In [None]:
import pandas as pd
import numpy as np

# Define the file name and the data sheet
orig_data_file = r"climate_change_download_0.xls"
data_sheet = "Data"

# Read the data from the Excel file into a pandas DataFrame
data_orig = pd.read_excel(io=orig_data_file, sheet_name=data_sheet)

print("Shape of the original dataset:")
print(data_orig.shape)

print("Available columns:")
print(data_orig.columns)

print("Column data types:")
print(data_orig.dtypes)

print("Overview of the first 5 rows:")
print(data_orig.head())

print("Descriptive statistics of the columns:")
print(data_orig.describe())

# Explore unique values in key columns
print(data_orig['Series name'].unique())
print(data_orig['Series code'].unique())
print(data_orig['SCALE'].unique())
print(data_orig['Decimals'].unique())

# Check rows with 'Text' in SCALE or Decimals
print(data_orig[data_orig['SCALE'] == 'Text'])
print(data_orig[data_orig['Decimals'] == 'Text'])

# Copy the original DataFrame for cleaning
data_clean = data_orig

print("Original number of rows:")
print(data_clean.shape[0])

# Remove rows with 'Text' in SCALE
data_clean = data_clean[data_clean['SCALE'] != 'Text']
print("Rows after removing 'Text' SCALE:")
print(data_clean.shape[0])

# Remove rows with 'Text' in Decimals
data_clean = data_clean[data_clean['Decimals'] != 'Text']
print("Rows after removing 'Text' Decimals:")
print(data_clean.shape[0])

# Convert SCALE and Decimals to numeric
data_clean['SCALE'] = pd.to_numeric(data_clean['SCALE'])
data_clean['Decimals'] = pd.to_numeric(data_clean['Decimals'])

# Get year columns
years = data_clean.columns[6:]

# Melt the DataFrame to long format
data_tidy = pd.melt(
    frame=data_clean,
    id_vars=['Country name', 'Country code', 'Series name', 'Series code'],
    value_vars=years,
    var_name='Year',
    value_name='Value'
)

# Drop missing values
data_tidy = data_tidy.dropna(subset=['Value'])

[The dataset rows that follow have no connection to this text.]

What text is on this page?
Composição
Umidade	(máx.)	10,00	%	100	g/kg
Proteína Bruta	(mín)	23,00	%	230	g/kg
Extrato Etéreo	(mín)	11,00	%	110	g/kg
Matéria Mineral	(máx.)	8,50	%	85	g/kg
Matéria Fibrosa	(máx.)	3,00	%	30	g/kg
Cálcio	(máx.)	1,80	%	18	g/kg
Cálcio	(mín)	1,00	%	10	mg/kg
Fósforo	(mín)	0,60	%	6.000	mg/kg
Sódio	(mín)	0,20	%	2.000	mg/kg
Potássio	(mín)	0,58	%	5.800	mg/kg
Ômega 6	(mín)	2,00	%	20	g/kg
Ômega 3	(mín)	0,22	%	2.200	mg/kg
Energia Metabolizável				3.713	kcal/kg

# Convert Year and Value to numeric
data_tidy['Year'] = pd.to_numeric(data_tidy['Year'], errors='coerce')
data_tidy['Value'] = pd.to_numeric(data_tidy['Value'], errors='coerce')

# Reset index
data_tidy = data_tidy.reset_index(drop=True)

# Show final cleaned data
print("Preview of the cleaned and reshaped data:")
print(data_tidy.head())

# Save cleaned data to CSV
data_tidy.to_csv("data_cleaned.csv", index=False)
print("Data exported to 'data_cleaned.csv'")